Shai Schechter • 2022

Do I believe in God?

Totally depends how we’re defining God.

A low-level definition for me would be that God is a word we can use to describe any ultimate reality or truth that can’t be comprehended by the intelligence of the human mind because it ‘exists’ beyond it (and so is reliant on faith rather than scientific evidence).

By that definition, I absolutely believe in God. (I talk more about the origins of this belief here.)

Going higher-level, we might use a definition of God being a separate entity. A model of a human-like but non-human superior being who serves as creator, judge, and so on. Let’s call this A.

This is the definition that might typically be taught in religions like Christianity and Judaism, and the one I was brought up being told was true.

I personally find more truth and value in a definition of God as something closer to the universe in itself. Our felt experience of the joy of the universe when unimpeded by our mind or identification with our ego. Let’s call this B.

A and B aren’t different Gods.

Just different mental models.

And ultimately mental models is all that religions are. Entirely man-made: just models that we can use to approximate an understanding of that which is beyond the comprehension of human intelligence.

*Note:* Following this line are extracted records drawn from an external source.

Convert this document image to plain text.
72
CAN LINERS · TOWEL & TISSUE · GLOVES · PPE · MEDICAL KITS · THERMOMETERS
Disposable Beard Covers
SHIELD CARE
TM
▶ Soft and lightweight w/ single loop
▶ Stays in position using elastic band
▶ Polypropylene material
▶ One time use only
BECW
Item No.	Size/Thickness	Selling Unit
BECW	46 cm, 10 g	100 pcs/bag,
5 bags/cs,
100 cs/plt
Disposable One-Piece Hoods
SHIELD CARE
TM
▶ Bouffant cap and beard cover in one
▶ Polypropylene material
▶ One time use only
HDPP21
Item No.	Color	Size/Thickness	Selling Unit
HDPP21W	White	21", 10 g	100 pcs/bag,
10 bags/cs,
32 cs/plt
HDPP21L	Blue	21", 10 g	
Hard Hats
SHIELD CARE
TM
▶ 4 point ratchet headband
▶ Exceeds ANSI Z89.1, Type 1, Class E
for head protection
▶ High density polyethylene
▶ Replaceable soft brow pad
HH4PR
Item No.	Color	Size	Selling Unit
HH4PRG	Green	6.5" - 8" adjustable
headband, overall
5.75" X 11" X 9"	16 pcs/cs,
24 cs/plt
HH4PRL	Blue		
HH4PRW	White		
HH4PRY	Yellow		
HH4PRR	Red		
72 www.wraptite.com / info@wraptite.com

I don’t believe either of those models or definitions is more true or less true, because I don’t believe any of them is supposed to be true in itself. That’s the beauty of models. They’re all ‘wrong’, in that they’re lossy (and this will always be true, by definition, so that we can understand them with our limited intelligence). It’s simply for the individual to decide which ones are personally useful: which ones feel most true by their own internal compass.